• Understanding the Employer Based Insurance Tax Subsidy, Part II

    It is not my intention to pile on James Kwak. (Can one blogger really constitute a pile on anyway?) I’m a fan of his blogging and he knows far more than I do about many things. But the employer based health insurance tax subsidy may not be one of them. So, with all due respect to Kwak, here goes …
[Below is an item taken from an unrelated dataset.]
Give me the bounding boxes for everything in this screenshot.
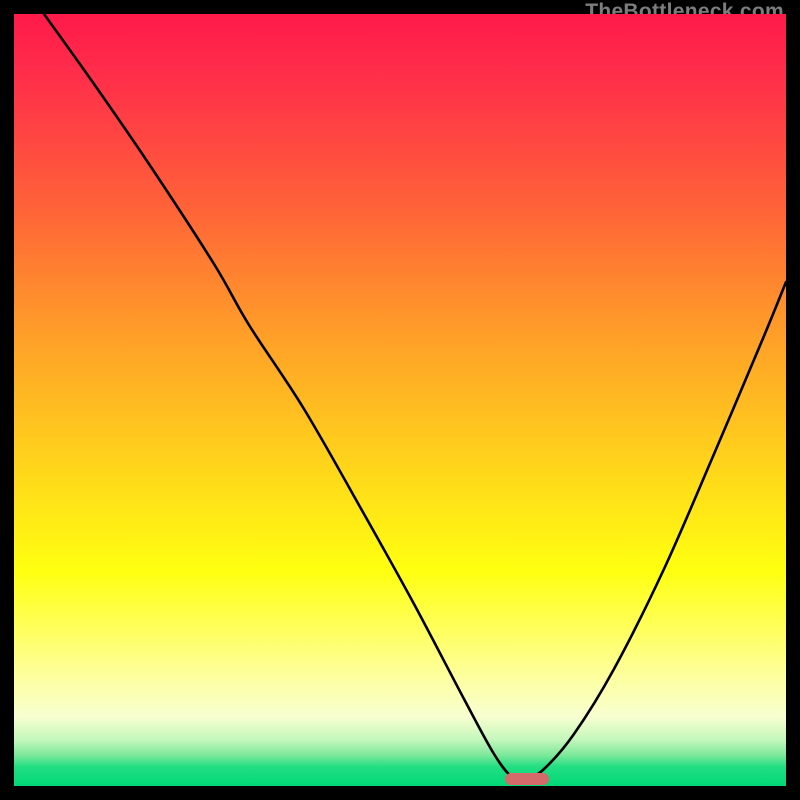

    I’ve already raised one problem with Kwak’s calculation of how much the employer based insurance tax subsidy is to blame for high U.S. health care costs. By e-mail several economists have communicated to me another issue. Actually, I pointed it out in my comments to Kwak’s post as well as to Tyler Cowen’s that quotes the key passage:

    [T]he exclusion gives the median family a discount of 20%. Only about 60% of people get health insurance through an employer plan, so the average discount across the population is only 12%. Given that the price elasticity of health care is almost certainly a lot less than one (if you double the price, demand won’t fall in half), the overconsumption due to the tax exclusion must be less than 12%.

    We now know that the assumption of a tax subsidy at a 20% rate is far too low. The other issue is that the elasticity of health care is not as far below one in magnitude as one might assume. The reason rests on the difference between intensive and extensive margins. Kwak will know what I mean but the uninitiated will not. So I’ll explain.

    When health insurance (or most anything) is made cheaper, more people buy it. The rate of increase of the insured (or, more generally, in purchase of a good) due to price is known as the extensive margin. As health insurance is made cheaper by the tax subsidy, more people buy coverage. But, as Kwak correctly notes, far less than one percent buy coverage when price falls by one percent (elasticity is relatively low). Fine.

    But something else happens when health insurance is made cheaper. People who buy it buy more of it. That is, even if none of the uninsured buy insurance when the price is lower, those who are already insured buy more generous coverage. That’s the intensive margin. Think using a resource that’s already in use more intensively. Another example is when gas is cheaper you drive more. That’s more intensive use of your vehicle (and the roads, and gas). Some people switch from biking to driving a gas-powered vehicle as well, but that effect is the extensive margin.

    As it turns out, for health insurance, the intensive margin is a bigger deal than the extensive one. According to a 2004 paper by Gruber and Lettau that relates the employer tax subsidy to firm insurance offers and insurance spending,

    [T]here is a moderately sized elasticity of insurance offering with respect to after-tax prices (−0.25), and a larger elasticity of insurance spending (−0.7). … Our simulation results suggest that major tax reform could lead to an enormous reduction in employer-provided health insurance spending.

    As the authors point out, the difference between extensive and intensive margin elasticities means that reduction in the tax subsidy would have a greater impact on reducing insurance spending (which is what we want to bring down) than it would on reducing coverage (which we don’t want to bring down). To be sure, there would still be a reduction in employer offers if the tax subsidy were reduced. But the problems that raises can be mitigated or addressed with other elements of reform, like employer penalties and non-group insurance exchanges.

    As I and many economists have said before, the employer based insurance tax subsidy really is a very big deal. I agree with Kwak that it isn’t the entire reason for high U.S. health costs. But it is a bigger reason than he and others might have thought.

    • “…overconsumption due to the tax exclusion must be less than 12%.”

      Can you elaborate a bit more on what 12% means, given e<1? Not sure I am following here. Is it that price change goes from no discount (absent tax treatment) to 12%, in the aggregate for population, and as a result, demand falls 12%-x%?


      • @Brad F – Kwak’s numbers are wrong. A post on Monday will do the calculation with the right numbers. So as not to keep you in suspense, the equation is:

        %change in health spending = %change in price x elasticity

    • Building on my comments to your Part 1 post, wouldn’t overconsumption depend in part on the medical history and age of an individual?

      As I pointed out earlier, when you combine the effect of the tax exclusion with the community rating cross subsidy, the net subsidy to healthy individuals is close to zero, while for those with a medical history the combined subsidy may be many times the value of the tax exclusion.

      If overconsumption is defined as being relative to an unsubsidized rate of consumption, then shouldn’t virtually all overconsumption be concentrated in individuals with high medical costs?

    • Austin- It sounds so much like a tautology that I almost added an immediate clarification. But I thought it was clear that I meant overconsumption, not just consumption. A compounding effect, in other words.

      Practically speaking, this probably just means that employees who expect to have high medical costs will tend to select the most expensive option their employer offers, with the lowest copays, even if it means a high employee contribution. They might also maximize their FSA contributions.

      In contrast, healthy employees should tend to economize, selecting an employer plan similar to what they would purchase on the open market with after-tax dollars.

      As to your second question, I thought I was clear that I was talking about subsidizing premiums, not payouts. I didn’t think insurance implied subsidizing anybody’s risks.